The main response to this theory will properly come from Norris and Inglehart’s fellow scholars, and is likely to focus on three aspects: the authors’ interpretation of the data they offer, their critiques of some of the currently flourishing theories, and their view of secularization as driven by the accrual of “existential security.” Their articulation of the last seems to me particularly disappointing, little more than a restatement of Lucretius’s “Fear made the gods,” and a crude explanation for the crisis of religion, which could be explained as easily by Aleksandr Solzhenitsyn’s simple observation, “Men have forgotten God.”
What really ought to be addressed, however, are the implications of Norris and Inglehart’s findings for the Western democracies. They nowhere discuss religion as having more than a generic, functional role in assuring existential security. Such a view is inadequate for those who take the specific content of faith seriously, and who argue that faiths of a certain shape produce citizens of a certain shape, who in turn produce societies of a certain shape—in other words, that faith must be considered as a set of beliefs with particular consequences and not others. Weber’s magisterial work led the way in this direction, and Baylor University sociologist Rodney Stark’s important work on monotheism adds to it currently.
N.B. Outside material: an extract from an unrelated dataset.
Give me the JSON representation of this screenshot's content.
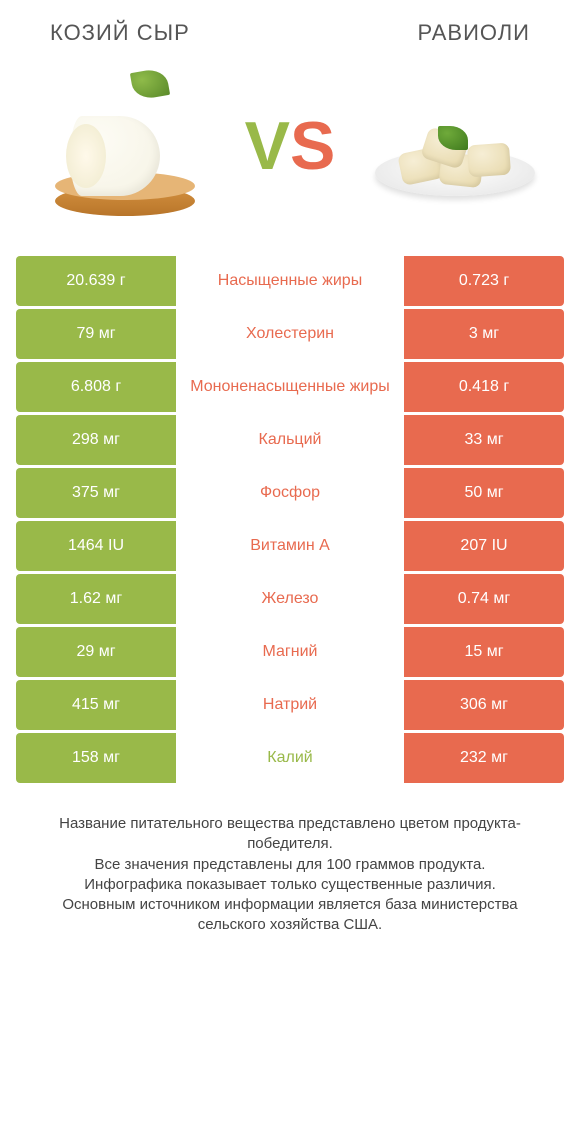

The condition of religion in the modern world is especially crucial to a society that links religion and public life in any way—and nowhere more crucial than in the United States. Religion in America has flourished not so much in spite of the separation of church and state as because of it. Far from setting up “Christian America,” or establishing any orthodoxy, religious or secular, the Framers envisioned the relationship of faith and freedom in what might be called a golden triangle: Freedom requires virtue, virtue requires faith (of some sort), and faith requires freedom. If the Framers were right, then as faiths go, so goes freedom—and so goes the Republic.
America has yet to experience the discussion of religion in 21st-century national life that “the great experiment” requires and deserves, not just from scholars but from a host of Americans—schoolteachers and political leaders alike. Norris and Inglehart provide data and arguments that will be an invaluable part of that discussion.